In Reply to: BMW sure thought so... posted by mikes on April 26, 2000 at 18:52:06:
: Before smog rules intervened, the TI setup on the BMW 4 cylinders (2000TI 4-door, 1800 TISA, etc.) used 45DCOE's with 38mm venturis, lumpy cam, higher compression, stock cast iron exhaust manifold (without thermal reactor stuff, similar to TII manifold), mechanical-only distributor.
: I have a complete 2000TI motor, and I set up the 45DCOE's on my stock 2002 motor-- had to fiddle with the jetting, and it's still not quite right, but there's plenty of flexibility in the Weber design. You can swap out the main and aux venturis, all jets, accelerator pump, etc.
: Incidentally, I can't get a smooth idle below 1800 RPM (then again I've only tried a few jet combinations)--any suggestions from sidedraft experts out there?
First off the 2000Ti came with 40PHH solexes not 45 dcoes. The (200) 1800tisa's were built with one purpose in mind, homologation for racing purposes. Most of these cars would be on the track competing, that's why they used the 45 dcoe setup. It would be legal to run those carbs in racing trim.... Very smart when you have to compete against 1600 GTA Alfa's with twin overhead cams and twin spark plugs etc.
For street use on a 2 liter motor use 40 dcoe's --the 45's are way overkill.
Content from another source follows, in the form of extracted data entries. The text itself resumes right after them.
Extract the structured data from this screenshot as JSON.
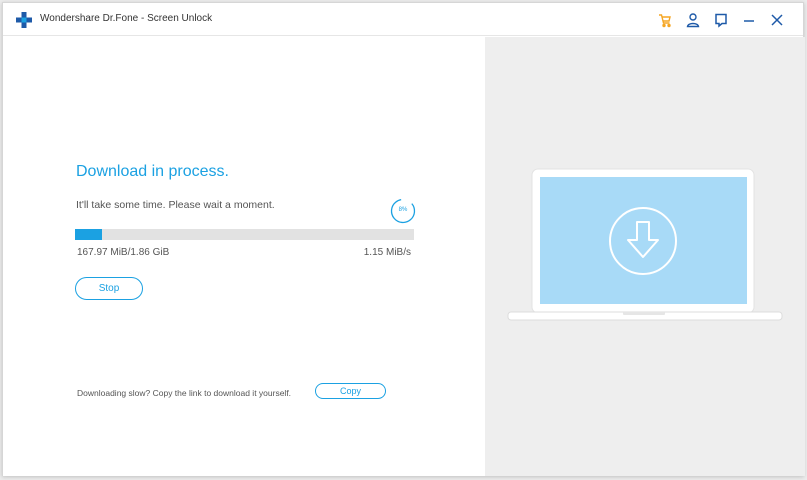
{
  "window": {
    "title": "Wondershare Dr.Fone - Screen Unlock",
    "icons": [
      "cart-icon",
      "account-icon",
      "feedback-icon",
      "minimize-icon",
      "close-icon"
    ]
  },
  "colors": {
    "accent": "#1ba1e2",
    "cart": "#f5a623",
    "right_panel_bg": "#eeeeee",
    "screen_bg": "#a8daf7"
  },
  "download": {
    "heading": "Download in process.",
    "subtext": "It'll take some time. Please wait a moment.",
    "percent_label": "8%",
    "progress": 0.08,
    "size": "167.97 MiB/1.86 GiB",
    "speed": "1.15 MiB/s",
    "stop_label": "Stop",
    "slow_text": "Downloading slow? Copy the link to download it yourself.",
    "copy_label": "Copy"
  }
}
If you are using 38mm venturies or smaller the 40 dcoe will give you better response and slightly higher torque at the low and mid rpm level due to increased intake air speeds, even with up to a 300 degree cam.
The advantage of the 45 dcoe will not be seen till very high rpm (7000 rpm+), because it will simply flow more air to the engine. Most street engines never see that high a rpm for any length of time.